L’année dernière, vous avez lancé «Soyons aussi intelligents que la Nature!» à Maurice et avez animé des sessions de travail avec les acteurs clés du secteur privé. Vous annonciez alors que vous ne parlerez qu’au moment où des projets concrets sortiraient de terre…

Je crois que le temps est venu pour qu’on passe de l’analyse des opportunités, de la surprise des opportunités, à l’action. Pour moi, c’est très important. Je suis venu avec des membres de mon équipe, un réseau de scientifiques et un réseau d’entrepreneurs.

Et grâce à la visite de cette semaine (NdlR : du 5 au 8 mars), nous avons plusieurs points de départ concrets. Je suis venu avec un professeur de l’Université de la Polytechnique du terrain, aujourd’hui un des centres mondiaux des dessins des systèmes. Il vient de démontrer, qu’en prenant une petite ville de 24 000 habitants, on peut, en quelques années, augmenter le chiffre d’affaires des petites et moyennes entreprises de 4 millions à 16 millions d’euros.

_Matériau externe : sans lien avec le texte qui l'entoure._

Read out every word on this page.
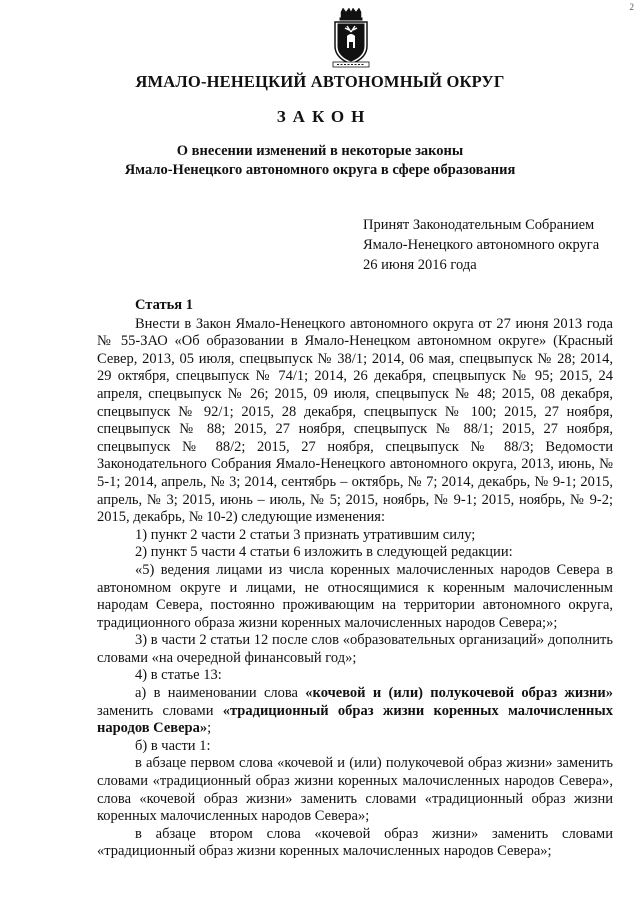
2
ЯМАЛО-НЕНЕЦКИЙ АВТОНОМНЫЙ ОКРУГ
ЗАКОН
О внесении изменений в некоторые законы
Ямало-Ненецкого автономного округа в сфере образования
Принят Законодательным Собранием
Ямало-Ненецкого автономного округа
26 июня 2016 года
Статья 1

Внести в Закон Ямало-Ненецкого автономного округа от 27 июня 2013 года № 55-ЗАО «Об образовании в Ямало-Ненецком автономном округе» (Красный Север, 2013, 05 июля, спецвыпуск № 38/1; 2014, 06 мая, спецвыпуск № 28; 2014, 29 октября, спецвыпуск № 74/1; 2014, 26 декабря, спецвыпуск № 95; 2015, 24 апреля, спецвыпуск № 26; 2015, 09 июля, спецвыпуск № 48; 2015, 08 декабря, спецвыпуск № 92/1; 2015, 28 декабря, спецвыпуск № 100; 2015, 27 ноября, спецвыпуск № 88; 2015, 27 ноября, спецвыпуск № 88/1; 2015, 27 ноября, спецвыпуск № 88/2; 2015, 27 ноября, спецвыпуск № 88/3; Ведомости Законодательного Собрания Ямало-Ненецкого автономного округа, 2013, июнь, № 5-1; 2014, апрель, № 3; 2014, сентябрь – октябрь, № 7; 2014, декабрь, № 9-1; 2015, апрель, № 3; 2015, июнь – июль, № 5; 2015, ноябрь, № 9-1; 2015, ноябрь, № 9-2; 2015, декабрь, № 10-2) следующие изменения:

1) пункт 2 части 2 статьи 3 признать утратившим силу;

2) пункт 5 части 4 статьи 6 изложить в следующей редакции:

«5) ведения лицами из числа коренных малочисленных народов Севера в автономном округе и лицами, не относящимися к коренным малочисленным народам Севера, постоянно проживающим на территории автономного округа, традиционного образа жизни коренных малочисленных народов Севера;»;

3) в части 2 статьи 12 после слов «образовательных организаций» дополнить словами «на очередной финансовый год»;

4) в статье 13:

а) в наименовании слова «кочевой и (или) полукочевой образ жизни» заменить словами «традиционный образ жизни коренных малочисленных народов Севера»;

б) в части 1:

в абзаце первом слова «кочевой и (или) полукочевой образ жизни» заменить словами «традиционный образ жизни коренных малочисленных народов Севера», слова «кочевой образ жизни» заменить словами «традиционный образ жизни коренных малочисленных народов Севера»;

в абзаце втором слова «кочевой образ жизни» заменить словами «традиционный образ жизни коренных малочисленных народов Севера»;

Dans une ère où l’on croit que la PME n’a pas vraiment de futur, on démontre que ce n’est pas vrai, à condition toutefois de commencer à intégrer des activités. Le but de l’économie, c’est de créer des plus-values. Des activités peuvent se développer grâce à la collaboration à l’intérieur d’un territoire. Le territoire se traduit en PME et je dirais que le territoire d’un grand groupe comme IBL, par exemple, se traduit en collaborations entre entreprises du groupe. Ainsi, il s’agit, et pour la grande entreprise et pour la petite, d’une opportunité de voir les liens entre les différentes activités.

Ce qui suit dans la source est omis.